Some buy their way into receiving preferential treatment so their kids get into a college they have no business attending. Others get popped for a DUI and carry on with life like nothing happened because their fame does not result in losing out on a recording contract, film role, or place in high society. You see, they are rich so they pay people to make “problems” go away.

It’s this ability to ignore the laws and expectations of society and being able to pay to make things go away that makes us hate the wealthy. If you can afford to pay to make your problems go away, we figure you can afford to make our problems disappear, especially when our problems are not our doing. We figure you can and should pay more taxes so we can afford decent health care, access to higher education, more social services, and better run public schools before you pay off people to block public access to the beach your house borders.

We understand you do not want to be a part of us and this is why you live in rich enclaves so as not to have to come into contact with the people you convince to attend your movies, concerts, or countless other endeavors. It’s why your homes so often do not burn to the ground because you can pay for your own private fire service while the rest of us watch helplessly as an underfunded and overworked fire service scrambles to save what they can. While you post videos showing you serving a catered meal to show your thanks to the people who saved your home, your state’s leaders are trying to figure out ways to pay their bills without having to hurt the rest of us.

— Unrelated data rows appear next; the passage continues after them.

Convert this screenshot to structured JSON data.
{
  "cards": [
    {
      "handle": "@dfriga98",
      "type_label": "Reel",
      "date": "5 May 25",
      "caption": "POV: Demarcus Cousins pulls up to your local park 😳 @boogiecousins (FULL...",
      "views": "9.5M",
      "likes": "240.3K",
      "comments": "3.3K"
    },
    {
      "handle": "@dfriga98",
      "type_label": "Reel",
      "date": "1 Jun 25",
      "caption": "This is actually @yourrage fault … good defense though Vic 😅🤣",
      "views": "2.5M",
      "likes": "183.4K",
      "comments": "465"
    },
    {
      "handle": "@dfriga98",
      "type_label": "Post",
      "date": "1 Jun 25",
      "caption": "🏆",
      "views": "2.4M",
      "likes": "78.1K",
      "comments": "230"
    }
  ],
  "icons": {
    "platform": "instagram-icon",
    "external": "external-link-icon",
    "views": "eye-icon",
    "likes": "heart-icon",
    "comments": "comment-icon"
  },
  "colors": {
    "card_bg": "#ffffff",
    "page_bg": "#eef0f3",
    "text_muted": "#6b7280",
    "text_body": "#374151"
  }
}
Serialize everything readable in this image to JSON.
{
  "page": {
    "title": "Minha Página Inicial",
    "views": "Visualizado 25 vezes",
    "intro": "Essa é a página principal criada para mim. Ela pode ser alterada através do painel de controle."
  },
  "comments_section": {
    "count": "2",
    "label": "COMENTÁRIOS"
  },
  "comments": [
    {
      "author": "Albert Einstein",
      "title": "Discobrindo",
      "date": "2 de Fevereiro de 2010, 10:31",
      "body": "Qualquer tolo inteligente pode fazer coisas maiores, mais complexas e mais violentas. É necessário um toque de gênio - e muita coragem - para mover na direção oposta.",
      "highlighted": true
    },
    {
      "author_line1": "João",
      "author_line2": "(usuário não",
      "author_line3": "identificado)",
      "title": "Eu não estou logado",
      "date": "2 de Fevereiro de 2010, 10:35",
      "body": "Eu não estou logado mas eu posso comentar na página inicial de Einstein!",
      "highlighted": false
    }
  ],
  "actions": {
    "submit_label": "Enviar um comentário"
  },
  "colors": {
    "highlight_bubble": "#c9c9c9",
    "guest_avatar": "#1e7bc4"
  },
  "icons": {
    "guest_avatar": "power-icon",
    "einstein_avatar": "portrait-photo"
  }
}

This is where you come in. Because you are rich and because you can afford to pay more than the rest of us who scrape by, we figure you owe us your money as payment for being allowed to live by a different set of rules. If you can pay off someone to not press charges against you when you lose it and punch them, or injure them because you were too drunk to see the light was red, or because your mischievous teenage brat was just being one of the boys, you can afford to pay more in taxes.

For most of us, our actions speak louder than our words. For too many who are wealthy, their money makes their actions disappear. Your carefully crafted image that you go to great lengths to keep is bought and paid for. Perhaps if you were to just be a better person, you could use all that money spent on damage control to help people in real need rather than to bail yourself out of another embarrassing jam.

Bill Gates has more money than God and I do not recall him having to bail himself out of a jam. He lives in a huge house and I am sure he enjoys many comforts most of us cannot afford. He also does more good for those without than perhaps anyone on the planet. Wealth and the influence it has brought him has not changed who he is at the core. Because it hasn’t, when he dies, his legacy will be felt long after he is buried.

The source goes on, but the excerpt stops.